15h30-16h30 : Ewelina Zatorska

Abstracts

Sébastien Boyaval Maxwell meets Saint-Venant to talk about viscoelastic fluids

Modelling the flow of a non-Newtonian fluid remains an active research field since the pionneering work of Maxwell on viscoelasticity. In this talk, we will discuss recent model in the framework of hydrostatic free-surface flows historically introduced by Saint-Venant. Then we compare numerically two models whose only difference is in the evolution equation of the stress tensor (by terms using the derivatives of a tensor which used the velocity gradient). Those are two nonlinear hyperbolic systems which are simulated with finite volumes approximations taking advantage of a new relaxation method. An entropic Riemann solver of Suliciu-type has been built for this purpose.

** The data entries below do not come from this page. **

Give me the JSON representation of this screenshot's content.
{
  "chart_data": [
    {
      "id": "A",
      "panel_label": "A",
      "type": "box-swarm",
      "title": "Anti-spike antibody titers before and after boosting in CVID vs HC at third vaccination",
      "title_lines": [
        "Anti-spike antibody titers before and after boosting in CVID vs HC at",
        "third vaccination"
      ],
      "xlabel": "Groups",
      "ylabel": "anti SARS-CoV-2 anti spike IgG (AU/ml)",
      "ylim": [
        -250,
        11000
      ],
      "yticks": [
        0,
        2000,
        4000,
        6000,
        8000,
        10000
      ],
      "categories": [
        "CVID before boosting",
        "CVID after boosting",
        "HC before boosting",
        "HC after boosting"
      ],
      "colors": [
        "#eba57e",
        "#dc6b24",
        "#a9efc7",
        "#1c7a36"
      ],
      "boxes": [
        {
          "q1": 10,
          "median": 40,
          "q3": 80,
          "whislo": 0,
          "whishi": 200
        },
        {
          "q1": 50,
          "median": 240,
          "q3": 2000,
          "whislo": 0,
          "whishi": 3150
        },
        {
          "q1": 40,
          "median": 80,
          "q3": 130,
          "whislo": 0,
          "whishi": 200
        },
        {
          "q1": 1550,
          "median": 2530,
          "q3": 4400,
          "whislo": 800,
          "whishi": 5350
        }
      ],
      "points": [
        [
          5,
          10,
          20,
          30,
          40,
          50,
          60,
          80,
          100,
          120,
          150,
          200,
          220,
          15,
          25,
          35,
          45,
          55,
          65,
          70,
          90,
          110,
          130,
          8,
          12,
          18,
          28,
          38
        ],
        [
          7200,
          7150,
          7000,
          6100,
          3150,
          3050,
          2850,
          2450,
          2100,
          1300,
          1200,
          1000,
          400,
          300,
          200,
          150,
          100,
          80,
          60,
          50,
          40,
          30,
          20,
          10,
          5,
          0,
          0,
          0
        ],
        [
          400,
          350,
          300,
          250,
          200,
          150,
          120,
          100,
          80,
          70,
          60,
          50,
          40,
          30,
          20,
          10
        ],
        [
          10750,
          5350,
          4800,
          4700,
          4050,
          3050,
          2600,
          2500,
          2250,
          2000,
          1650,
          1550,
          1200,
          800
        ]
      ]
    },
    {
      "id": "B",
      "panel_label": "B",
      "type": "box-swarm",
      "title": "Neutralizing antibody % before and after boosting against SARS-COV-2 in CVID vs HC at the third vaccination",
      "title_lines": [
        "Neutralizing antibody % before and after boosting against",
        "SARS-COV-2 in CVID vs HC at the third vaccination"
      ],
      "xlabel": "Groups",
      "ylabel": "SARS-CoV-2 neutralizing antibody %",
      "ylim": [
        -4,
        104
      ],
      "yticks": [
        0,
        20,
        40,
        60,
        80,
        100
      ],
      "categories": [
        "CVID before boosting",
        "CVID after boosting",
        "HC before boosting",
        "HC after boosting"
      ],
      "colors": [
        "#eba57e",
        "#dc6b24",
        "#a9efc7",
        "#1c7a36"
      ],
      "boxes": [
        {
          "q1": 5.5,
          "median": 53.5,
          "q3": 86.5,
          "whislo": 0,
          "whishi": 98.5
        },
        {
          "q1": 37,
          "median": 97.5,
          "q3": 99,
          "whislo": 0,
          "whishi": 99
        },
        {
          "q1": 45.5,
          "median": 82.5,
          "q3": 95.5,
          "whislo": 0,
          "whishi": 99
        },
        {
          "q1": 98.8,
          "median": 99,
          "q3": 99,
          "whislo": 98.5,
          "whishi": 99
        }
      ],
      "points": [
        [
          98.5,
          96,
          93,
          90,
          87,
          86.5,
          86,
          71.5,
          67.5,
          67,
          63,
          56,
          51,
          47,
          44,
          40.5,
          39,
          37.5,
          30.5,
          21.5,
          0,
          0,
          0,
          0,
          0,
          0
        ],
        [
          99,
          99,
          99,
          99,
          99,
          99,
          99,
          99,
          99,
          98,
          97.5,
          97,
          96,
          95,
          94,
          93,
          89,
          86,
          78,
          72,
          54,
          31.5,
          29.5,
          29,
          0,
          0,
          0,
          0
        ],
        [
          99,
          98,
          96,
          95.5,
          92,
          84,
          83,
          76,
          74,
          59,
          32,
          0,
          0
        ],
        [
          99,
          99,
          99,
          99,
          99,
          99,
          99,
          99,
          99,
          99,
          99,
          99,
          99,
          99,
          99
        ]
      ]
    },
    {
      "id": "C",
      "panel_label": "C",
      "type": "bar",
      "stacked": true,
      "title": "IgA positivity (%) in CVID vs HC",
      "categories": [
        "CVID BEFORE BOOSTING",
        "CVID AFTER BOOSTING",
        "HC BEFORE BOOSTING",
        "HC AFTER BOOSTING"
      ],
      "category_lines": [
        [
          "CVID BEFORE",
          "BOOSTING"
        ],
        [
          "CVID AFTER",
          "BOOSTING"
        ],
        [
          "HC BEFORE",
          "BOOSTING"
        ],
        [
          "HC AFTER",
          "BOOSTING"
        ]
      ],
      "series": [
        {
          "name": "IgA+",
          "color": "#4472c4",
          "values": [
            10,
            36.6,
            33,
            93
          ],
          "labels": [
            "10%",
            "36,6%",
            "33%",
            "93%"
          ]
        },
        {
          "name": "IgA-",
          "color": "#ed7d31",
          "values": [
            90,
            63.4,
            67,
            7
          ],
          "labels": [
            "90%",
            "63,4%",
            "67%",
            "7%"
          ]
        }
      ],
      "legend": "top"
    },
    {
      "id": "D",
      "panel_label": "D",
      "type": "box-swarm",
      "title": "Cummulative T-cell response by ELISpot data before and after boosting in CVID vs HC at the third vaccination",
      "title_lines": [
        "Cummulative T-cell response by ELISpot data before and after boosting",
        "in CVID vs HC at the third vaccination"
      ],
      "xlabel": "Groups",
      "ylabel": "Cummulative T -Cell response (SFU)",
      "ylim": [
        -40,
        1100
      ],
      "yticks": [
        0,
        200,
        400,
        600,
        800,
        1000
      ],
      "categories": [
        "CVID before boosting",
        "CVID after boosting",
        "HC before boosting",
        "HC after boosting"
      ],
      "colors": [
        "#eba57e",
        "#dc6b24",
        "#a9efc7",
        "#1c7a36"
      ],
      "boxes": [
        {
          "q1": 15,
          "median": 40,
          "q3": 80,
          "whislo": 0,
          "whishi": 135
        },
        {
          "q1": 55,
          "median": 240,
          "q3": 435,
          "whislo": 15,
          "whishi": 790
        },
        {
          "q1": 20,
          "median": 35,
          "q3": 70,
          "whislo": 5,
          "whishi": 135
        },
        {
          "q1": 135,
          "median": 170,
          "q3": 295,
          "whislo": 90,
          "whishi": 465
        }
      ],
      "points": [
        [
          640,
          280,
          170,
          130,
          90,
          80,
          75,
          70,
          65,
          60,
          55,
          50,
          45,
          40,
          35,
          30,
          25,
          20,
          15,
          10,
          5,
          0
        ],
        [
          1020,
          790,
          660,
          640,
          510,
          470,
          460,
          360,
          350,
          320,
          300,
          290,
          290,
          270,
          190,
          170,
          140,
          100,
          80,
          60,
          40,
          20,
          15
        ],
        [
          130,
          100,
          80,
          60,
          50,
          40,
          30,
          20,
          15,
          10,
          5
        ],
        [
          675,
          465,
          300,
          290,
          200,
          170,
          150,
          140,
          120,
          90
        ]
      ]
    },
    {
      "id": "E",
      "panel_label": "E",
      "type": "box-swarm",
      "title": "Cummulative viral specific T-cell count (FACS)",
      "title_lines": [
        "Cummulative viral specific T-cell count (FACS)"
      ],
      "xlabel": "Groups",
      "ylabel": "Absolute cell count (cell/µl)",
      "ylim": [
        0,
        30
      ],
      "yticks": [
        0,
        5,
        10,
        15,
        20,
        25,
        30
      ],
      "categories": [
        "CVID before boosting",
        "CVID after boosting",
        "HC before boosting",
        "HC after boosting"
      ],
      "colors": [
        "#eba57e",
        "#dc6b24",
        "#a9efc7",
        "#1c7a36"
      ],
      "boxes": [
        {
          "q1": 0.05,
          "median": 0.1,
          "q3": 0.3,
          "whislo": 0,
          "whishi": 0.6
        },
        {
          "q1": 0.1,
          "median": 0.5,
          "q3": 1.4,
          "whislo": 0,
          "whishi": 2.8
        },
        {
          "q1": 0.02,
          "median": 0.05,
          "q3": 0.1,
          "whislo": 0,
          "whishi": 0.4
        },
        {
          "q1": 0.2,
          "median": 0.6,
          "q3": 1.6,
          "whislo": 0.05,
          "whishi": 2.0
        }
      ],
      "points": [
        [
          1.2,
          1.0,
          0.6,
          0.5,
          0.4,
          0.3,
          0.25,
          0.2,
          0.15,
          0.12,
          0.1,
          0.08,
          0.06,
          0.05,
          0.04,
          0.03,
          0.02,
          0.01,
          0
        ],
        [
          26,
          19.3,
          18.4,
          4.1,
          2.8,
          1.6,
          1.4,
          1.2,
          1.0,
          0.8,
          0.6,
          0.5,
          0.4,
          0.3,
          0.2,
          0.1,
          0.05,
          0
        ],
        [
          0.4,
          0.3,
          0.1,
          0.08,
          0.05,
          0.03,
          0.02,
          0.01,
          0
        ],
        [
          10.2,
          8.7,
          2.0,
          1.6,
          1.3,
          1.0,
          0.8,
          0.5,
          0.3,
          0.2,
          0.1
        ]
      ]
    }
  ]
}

Yoël Forterre : Physical modeling of dense granular flows and suspensions

Over the past two decades, important progresses have been made in our understanding of the rheology of granular and suspension flows, especially in the concentrated regime that is the most relevant for geophysical applications. In this talk, I will review some of these advances, focusing first on dry granular flows. The success and limits of a simple constitutive law describing the medium as a visco-plastic frictional liquid will be discussed, with examples ranging from avalanche flows to silo discharged.  In the second part of the talk, the extension of this approach to granular material immersed in a liquid (dense suspensions) will be discussed. We will see that the interstitial fluid affects the steady state rheology but can also strongly modify the transient dynamics of the flow, due to the coupling between packing fraction changes (Reynolds dilatancy) and pore pressure (Darcy flow). Finally, we will see how the concepts introduced so far can be used to model more complex suspensions, such as debris flows or shear thickening fluids.

Bertrand Maury : Micro-macro issues in the modeling of granular suspension

We are interested in identifying the similarities and discrepancies between micro and macro descriptions of granular flows, in the nonelastic and frictionless setting. At the microscopic level, the model takes the form of a differential inclusion together with a (nonelastic) collision law, which expresses the after-collisional velocity in terms of the pre-collisional one. The so-called pressureless Euler equations with maximal density constraint are a natural macroscopic counterpart of this microscopic model, as suggested by a quasi-perfect equivalence between both settings in the one-dimensional case. Yet, in dimension higher than 1, both descriptions greatly differ. We shall describe this discrepancy by focusing on an underlying Laplace operator which appears at both levels. While its macroscopic instance is the standard Laplace operator, the microscopic version reflects the local arrangements of hard spheres, which confers to it some pathological properties, in particular the loss of maximum principle, which can explain some phenomena which are typical of the microscopic setting, like the clogging phenomenon.

Ewelina Zatorska : On congestion in Fluids

Can the fluid equation be used to model pedestrian motion or traffic? In this talk, I will present the compressible-incompressible two phase system describing the flow in the free an in the congested regimes. I will show how to approximate such system  by the compressible Navier-Stokes equations with singular pressure for the fixed barrier densities, together with some recent developments for the barrier densities varying in the space and time. At the end, I will present a couple of numerical results showing that our macroscopic system captures some features characteristic for microscopic models of collective behaviour.